Cr: not less than 20% but less than 28%
Cr is an important element for improving oxidation, steam oxidation
and corrosion resistance. The content of at least 20% is necessary
for the same corrosion resistance at a high temperature of
700.degree. C. or more as in an 18-8 stainless steel. While the Cr
content of at least 20% results in improving corrosion resistance,
the Cr content of 28% or more impairs both structural stability and
creep strength. The Cr content of 28% or more also leads to a low
weldability and also needs to increase the Ni content in order to
stabilize an austenite structure, which results in additional
expense. Therefore, the Cr content should be not less than 20% but
less than 28%, preferably within the range of 22-26%.
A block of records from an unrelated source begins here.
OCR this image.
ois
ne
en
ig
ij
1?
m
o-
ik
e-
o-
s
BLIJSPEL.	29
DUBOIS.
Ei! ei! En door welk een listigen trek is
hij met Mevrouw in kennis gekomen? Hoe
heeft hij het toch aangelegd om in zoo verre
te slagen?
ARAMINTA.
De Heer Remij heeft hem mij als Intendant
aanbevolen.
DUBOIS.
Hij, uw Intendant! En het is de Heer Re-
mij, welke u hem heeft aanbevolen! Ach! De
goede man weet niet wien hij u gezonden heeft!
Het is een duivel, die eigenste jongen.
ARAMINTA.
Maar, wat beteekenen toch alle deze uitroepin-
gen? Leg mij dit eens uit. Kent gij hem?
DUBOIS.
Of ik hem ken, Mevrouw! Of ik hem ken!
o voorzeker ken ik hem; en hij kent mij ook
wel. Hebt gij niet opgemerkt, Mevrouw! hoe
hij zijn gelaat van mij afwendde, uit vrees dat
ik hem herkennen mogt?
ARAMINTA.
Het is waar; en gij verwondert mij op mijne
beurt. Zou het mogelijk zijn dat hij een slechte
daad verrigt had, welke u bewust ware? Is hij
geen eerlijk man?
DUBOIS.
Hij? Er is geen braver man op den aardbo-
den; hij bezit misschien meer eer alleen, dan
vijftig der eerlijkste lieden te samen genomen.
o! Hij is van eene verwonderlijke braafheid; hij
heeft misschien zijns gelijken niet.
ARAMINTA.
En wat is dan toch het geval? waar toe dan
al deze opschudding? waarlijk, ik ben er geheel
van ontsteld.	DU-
Ni: more than 35% but not more than 50%
Ni is an element capable of stabilizing an austenite structure. It
is also an important alloying element for improving corrosion
resistance. For keeping a balance with the Cr content, Ni is
required more than 35%. On the other hand, an excessive content of
Ni result in additional expense and also causes a decrease in a
creep strength. Therefore, an allowable upper limit is 50%, and a
desirable content is 40-48%.
Mo: less than 0.5%
Mo forms a brittle phase, reduces high temperature corrosion
resistance at 700.degree. C. or more, and further it does very
little to contribute to improving the strength of the steel. Adding
Mo in addition to W can attain an improvement of strength but this
has the same results of adding only W. Therefore, Mo is not
positively added in the present invention. The content of 0.5% or
more, which may be on the level of an impurity, forms a brittle
phase and reduces remarkably a corrosion resistance at a high
temperature of 700.degree. C. or more. Therefore, the content of Mo
should be less than 0.5%. It is preferable that the Mo content is
not more than 0.3%. It is more preferable that Mo is not more than
0.01%, which means undetectable during analysis.
W: 4-10%
W is one of the more important elements and the W content of at
least 4% suppresses a grain sliding creep at a high temperature of
700.degree. C. or more due to a solid solution strengthening. On
the other hand, an excessive amount of W content causes a
remarkable hardening and impairs workability and weldability,
although it does not form a brittle phase, unlike Mo. Therefore,
the allowable upper limit is 10%. A desirable W content is
6-8%.
Ti: 0.01-0.3%
Ti forms a carbonitride and oxide and promotes an uneven grain
growth of an austenite grain to a mixed grain, which causes a
heterogeneous creep deformation and reduced ductility. Therefore,
the content should be not more than 0.3%. However, the Ti content
of less than 0.01% does not improve high temperature strength,
which is caused by carbide precipitation during use at a high
temperature. Thus, the Ti content should be 0.01-0.3%, preferably
0.03-0.2%.
Nb: 0.01-1%
The Nb content of at least 0.01% is necessary to improve the creep
strength due to a formation of its carbide. On the other hand,
excessive Nb content does not form such a harmful oxide as Ti does,
but it impairs weldability, hence an allowable upper limit is 1%. A
preferred Nb content is 0.1-0.5%.
sol. Al: 0.0005-0.04%
Al is added as a deoxidizer but an excessive addition leads to poor
structural stability. Thus, the sol. Al content should be not more
than 0.04%. On the other hand, the sol. Al content of not less than
0.0005% is required for attaining a sufficient deoxidizing effect.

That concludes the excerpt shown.